Em 2012 Del Vecchio apresenta o seu terceiro trabalho em Tex, agora com Tito Faraci a escrever Braccato, uma aventura que traz um Tex ferido depois de se envolver no meio de um tiroteio. Socorrido por um velho sargento reformado e pelo seu jovem ajudante, este vai avisar o xerife local do sucedido, não suspeitando que por trás do representante da lei encontra-se um perigo insuspeito.
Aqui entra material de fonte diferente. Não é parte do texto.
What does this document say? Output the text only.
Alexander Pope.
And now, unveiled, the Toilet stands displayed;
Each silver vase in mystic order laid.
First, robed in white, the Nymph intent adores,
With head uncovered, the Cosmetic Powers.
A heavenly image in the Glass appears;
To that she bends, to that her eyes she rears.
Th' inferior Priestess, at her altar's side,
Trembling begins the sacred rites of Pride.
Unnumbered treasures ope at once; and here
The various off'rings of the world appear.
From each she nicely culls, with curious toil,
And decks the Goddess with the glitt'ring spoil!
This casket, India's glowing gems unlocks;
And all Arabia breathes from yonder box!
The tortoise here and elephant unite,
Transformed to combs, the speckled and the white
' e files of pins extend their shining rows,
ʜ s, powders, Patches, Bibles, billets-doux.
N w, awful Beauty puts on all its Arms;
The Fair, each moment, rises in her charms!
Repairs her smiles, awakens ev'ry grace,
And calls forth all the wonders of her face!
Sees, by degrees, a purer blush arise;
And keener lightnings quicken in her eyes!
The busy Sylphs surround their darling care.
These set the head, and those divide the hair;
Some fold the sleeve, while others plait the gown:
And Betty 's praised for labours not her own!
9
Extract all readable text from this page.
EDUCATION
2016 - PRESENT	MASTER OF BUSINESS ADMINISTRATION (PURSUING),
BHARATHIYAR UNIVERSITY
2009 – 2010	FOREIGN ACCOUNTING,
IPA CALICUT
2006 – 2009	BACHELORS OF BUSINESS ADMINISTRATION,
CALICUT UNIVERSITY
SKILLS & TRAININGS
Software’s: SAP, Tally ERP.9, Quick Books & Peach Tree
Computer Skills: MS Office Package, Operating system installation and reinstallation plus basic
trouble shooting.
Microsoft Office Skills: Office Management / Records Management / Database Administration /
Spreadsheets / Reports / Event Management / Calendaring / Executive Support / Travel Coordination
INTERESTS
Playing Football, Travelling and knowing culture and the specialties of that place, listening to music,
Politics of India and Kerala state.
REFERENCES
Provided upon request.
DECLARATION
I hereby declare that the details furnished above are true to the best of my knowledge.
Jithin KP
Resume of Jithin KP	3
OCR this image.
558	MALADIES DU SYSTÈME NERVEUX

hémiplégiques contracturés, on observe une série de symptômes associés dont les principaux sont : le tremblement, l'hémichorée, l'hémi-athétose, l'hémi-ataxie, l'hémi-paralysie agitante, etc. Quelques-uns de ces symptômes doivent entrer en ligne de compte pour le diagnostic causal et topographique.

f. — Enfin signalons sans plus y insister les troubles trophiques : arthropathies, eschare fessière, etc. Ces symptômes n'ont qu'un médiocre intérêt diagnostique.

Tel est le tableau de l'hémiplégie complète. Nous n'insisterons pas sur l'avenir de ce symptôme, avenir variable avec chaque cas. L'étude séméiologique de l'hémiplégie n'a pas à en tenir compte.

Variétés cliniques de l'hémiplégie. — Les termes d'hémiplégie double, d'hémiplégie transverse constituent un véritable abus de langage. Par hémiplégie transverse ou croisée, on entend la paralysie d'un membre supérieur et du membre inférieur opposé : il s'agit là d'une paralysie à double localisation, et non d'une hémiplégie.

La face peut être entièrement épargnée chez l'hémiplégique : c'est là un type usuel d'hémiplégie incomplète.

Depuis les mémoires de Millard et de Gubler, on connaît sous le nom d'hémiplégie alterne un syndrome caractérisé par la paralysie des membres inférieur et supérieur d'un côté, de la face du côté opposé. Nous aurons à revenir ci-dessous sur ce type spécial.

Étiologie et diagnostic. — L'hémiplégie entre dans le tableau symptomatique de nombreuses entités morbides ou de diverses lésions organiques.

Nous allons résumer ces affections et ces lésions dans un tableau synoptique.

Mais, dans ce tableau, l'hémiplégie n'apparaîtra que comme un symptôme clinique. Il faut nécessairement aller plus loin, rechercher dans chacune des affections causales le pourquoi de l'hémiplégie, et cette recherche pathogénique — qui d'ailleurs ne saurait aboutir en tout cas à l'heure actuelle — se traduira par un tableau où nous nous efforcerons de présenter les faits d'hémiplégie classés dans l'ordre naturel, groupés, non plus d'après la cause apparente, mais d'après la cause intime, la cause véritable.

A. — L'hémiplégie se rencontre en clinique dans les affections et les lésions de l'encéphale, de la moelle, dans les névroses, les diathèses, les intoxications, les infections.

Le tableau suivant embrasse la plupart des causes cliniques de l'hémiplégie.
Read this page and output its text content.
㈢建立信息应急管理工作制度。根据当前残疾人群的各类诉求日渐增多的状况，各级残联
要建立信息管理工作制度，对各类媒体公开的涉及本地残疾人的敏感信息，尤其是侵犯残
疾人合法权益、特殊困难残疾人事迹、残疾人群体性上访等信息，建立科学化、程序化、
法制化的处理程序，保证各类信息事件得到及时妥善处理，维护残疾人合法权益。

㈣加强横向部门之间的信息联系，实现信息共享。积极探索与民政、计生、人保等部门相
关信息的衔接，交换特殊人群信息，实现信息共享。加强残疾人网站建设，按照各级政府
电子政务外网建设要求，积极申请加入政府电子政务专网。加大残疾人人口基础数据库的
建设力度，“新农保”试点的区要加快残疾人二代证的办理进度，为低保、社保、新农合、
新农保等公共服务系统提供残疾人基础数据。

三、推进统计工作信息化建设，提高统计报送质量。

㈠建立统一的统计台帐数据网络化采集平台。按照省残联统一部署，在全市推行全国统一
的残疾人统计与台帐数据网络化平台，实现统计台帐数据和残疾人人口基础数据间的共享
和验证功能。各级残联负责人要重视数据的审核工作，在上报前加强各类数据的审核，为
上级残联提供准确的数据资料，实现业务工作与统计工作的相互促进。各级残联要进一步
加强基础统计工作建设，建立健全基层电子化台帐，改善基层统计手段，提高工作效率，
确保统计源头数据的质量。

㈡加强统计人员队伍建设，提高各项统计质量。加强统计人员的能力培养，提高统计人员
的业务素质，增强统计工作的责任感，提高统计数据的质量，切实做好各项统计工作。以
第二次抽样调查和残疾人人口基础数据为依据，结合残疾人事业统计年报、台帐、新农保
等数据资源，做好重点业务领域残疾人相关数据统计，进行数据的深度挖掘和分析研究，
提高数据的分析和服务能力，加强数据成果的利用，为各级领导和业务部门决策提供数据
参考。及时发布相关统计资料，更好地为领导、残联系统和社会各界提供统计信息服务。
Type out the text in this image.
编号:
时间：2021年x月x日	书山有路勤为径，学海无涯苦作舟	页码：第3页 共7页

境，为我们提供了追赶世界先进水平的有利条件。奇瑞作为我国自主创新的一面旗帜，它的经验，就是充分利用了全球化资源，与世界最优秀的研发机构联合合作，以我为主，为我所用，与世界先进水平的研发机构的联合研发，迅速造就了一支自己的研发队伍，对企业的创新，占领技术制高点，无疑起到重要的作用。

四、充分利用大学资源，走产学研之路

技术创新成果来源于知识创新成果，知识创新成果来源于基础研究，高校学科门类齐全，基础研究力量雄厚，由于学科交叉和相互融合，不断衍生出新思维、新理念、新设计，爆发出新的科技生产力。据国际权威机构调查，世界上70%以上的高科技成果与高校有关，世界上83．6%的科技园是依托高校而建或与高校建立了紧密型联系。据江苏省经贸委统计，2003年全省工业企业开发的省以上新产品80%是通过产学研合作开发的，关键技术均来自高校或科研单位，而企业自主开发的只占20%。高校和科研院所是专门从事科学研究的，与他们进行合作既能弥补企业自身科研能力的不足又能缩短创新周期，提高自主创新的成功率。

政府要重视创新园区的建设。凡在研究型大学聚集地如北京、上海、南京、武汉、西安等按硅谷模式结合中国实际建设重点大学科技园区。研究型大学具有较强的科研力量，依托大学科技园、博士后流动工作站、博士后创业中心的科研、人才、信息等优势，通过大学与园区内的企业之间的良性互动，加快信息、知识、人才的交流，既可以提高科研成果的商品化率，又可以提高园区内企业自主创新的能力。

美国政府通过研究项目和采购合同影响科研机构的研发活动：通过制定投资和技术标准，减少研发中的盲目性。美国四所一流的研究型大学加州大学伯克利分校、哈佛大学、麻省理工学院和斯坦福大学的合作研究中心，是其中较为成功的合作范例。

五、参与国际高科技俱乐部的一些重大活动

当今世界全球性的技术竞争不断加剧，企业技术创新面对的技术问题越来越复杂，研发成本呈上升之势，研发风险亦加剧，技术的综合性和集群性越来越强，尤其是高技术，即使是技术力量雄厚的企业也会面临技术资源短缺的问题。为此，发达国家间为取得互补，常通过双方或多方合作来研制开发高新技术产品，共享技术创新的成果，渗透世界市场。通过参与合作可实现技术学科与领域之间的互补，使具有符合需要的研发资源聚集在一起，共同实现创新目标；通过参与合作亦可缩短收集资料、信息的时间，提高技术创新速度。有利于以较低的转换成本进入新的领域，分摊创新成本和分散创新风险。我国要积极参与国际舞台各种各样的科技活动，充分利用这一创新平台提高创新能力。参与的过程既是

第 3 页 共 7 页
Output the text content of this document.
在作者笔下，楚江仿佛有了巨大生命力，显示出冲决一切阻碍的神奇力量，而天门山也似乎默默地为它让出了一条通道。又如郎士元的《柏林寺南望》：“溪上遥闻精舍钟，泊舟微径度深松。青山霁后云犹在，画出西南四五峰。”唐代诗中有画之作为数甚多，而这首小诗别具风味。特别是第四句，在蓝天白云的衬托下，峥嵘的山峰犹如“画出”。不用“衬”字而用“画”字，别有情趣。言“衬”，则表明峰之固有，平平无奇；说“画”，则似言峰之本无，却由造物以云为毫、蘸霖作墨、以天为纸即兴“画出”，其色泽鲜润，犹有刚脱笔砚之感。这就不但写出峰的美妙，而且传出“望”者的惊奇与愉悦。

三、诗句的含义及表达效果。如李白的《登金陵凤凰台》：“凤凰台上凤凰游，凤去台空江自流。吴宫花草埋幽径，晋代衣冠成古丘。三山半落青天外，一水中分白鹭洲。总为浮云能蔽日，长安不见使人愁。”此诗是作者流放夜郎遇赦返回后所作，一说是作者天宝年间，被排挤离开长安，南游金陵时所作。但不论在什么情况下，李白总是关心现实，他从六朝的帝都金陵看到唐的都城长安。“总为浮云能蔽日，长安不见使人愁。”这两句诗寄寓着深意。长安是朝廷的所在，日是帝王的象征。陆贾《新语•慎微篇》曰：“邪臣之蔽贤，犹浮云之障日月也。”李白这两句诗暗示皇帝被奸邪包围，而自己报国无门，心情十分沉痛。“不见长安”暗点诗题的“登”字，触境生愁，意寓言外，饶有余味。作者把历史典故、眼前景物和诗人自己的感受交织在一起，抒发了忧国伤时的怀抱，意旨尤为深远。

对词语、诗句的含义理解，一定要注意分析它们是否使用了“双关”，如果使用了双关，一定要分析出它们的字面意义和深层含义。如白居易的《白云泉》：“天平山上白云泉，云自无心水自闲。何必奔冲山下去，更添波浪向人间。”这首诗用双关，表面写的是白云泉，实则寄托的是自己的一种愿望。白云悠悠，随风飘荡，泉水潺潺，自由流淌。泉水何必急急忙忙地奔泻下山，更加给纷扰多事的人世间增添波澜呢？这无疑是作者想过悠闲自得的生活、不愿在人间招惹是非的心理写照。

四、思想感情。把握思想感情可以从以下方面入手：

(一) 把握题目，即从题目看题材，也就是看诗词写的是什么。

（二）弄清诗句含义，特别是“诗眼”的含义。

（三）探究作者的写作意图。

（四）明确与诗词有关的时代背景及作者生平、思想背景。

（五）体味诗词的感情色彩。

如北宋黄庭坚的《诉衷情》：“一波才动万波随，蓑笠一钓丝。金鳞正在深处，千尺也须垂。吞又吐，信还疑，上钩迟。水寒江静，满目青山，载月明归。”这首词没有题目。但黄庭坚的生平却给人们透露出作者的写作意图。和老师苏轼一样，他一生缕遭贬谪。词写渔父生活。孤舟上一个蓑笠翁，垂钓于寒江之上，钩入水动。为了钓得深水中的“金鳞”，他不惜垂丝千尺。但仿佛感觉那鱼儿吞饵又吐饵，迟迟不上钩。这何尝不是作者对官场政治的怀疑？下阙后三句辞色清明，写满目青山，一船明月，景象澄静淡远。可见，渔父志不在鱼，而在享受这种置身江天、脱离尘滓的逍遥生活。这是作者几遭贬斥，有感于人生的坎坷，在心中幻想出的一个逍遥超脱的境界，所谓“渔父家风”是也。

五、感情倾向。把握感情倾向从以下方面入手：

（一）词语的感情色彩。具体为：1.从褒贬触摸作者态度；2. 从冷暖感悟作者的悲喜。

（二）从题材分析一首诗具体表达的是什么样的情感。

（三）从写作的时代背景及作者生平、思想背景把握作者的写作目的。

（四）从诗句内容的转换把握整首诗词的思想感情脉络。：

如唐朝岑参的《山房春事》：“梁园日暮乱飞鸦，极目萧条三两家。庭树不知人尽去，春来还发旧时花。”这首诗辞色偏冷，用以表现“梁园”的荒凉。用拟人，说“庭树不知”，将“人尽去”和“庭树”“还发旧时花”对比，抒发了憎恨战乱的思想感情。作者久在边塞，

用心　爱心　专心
Del Vecchio colhe críticas positivas, apesar de, sobretudo no início, ser acusado aqui e ali de um traço polido de mais para os ambientes do velho oeste. A verdade é que o autor soube ultrapassar esse aspeto e assumiu-se como um valor seguro, jogando com os contrastes específicos dos ambientes do western, sobretudo através do branco que permite uma claridade, utilizada por Del Vecchio como eventualmente por mais nenhum outro desenhador da série. A construção de cenários e a caraterização das personagens, sobretudo dos índios, vem revelar um desenhador documentado e que confere muita importância ao rigor, caraterísticas que não passaram despercebidas ao mais exigente leitor texiano.


Por isso, Del Vecchio é hoje considerado um dos desenhadores que veio refrescar a série, contribuindo deste modo para a sua evolução constante e para a modernidade que os novos tempos exigem. O seu Tex teve uma entrada algo tímida, porque o autor não apresenta logo um ranger pessoal, antes inspirando-se noutros modelos. Com o decorrer do seu trabalho, Del Vecchio tem vindo a assumir uma abordagem mais pessoal no ranger, assim como na forma e no modo como constrói as suas pranchas. Mas é na composição de Águia da Noite que Del Vecchio parece estar sempre mais à vontade, aproximando-se muito dos desenhadores clássicos e fundamentais que serviram a série nos primeiros anos.

O seu traço pode ser definido com vários adjetivos: clássico, elegante, claro, polido, preciso, cuidado ou nítido, mas não evita que alguns, cada vez menos, o acusem de pouco espetacular, crítica que, de certa forma, pode levar a alguma subvalorização do trabalho deste excelente desenhador. Nada mais incorreto, ou pior, nada mais injusto. Nos últimos anos foi mesmo uma das melhores aquisições para a equipa regular de desenhadores da série, acrescendo o facto de ser um autor regular e que regra geral obedece aos apertados prazos de entrega.

PASQUALE DEL VECCHIO - PERCURSO DE UM TRAÇO ELEGANTE

PASQUALE DEL VECCHIO – PERCURSO DE UM TRAÇO ELEGANTE

* Texto de Mário João Marques (director da revista Clube Tex Portugal) publicado originalmente na Revista nº 1 do Clube Tex Portugal, de Novembro de 2014.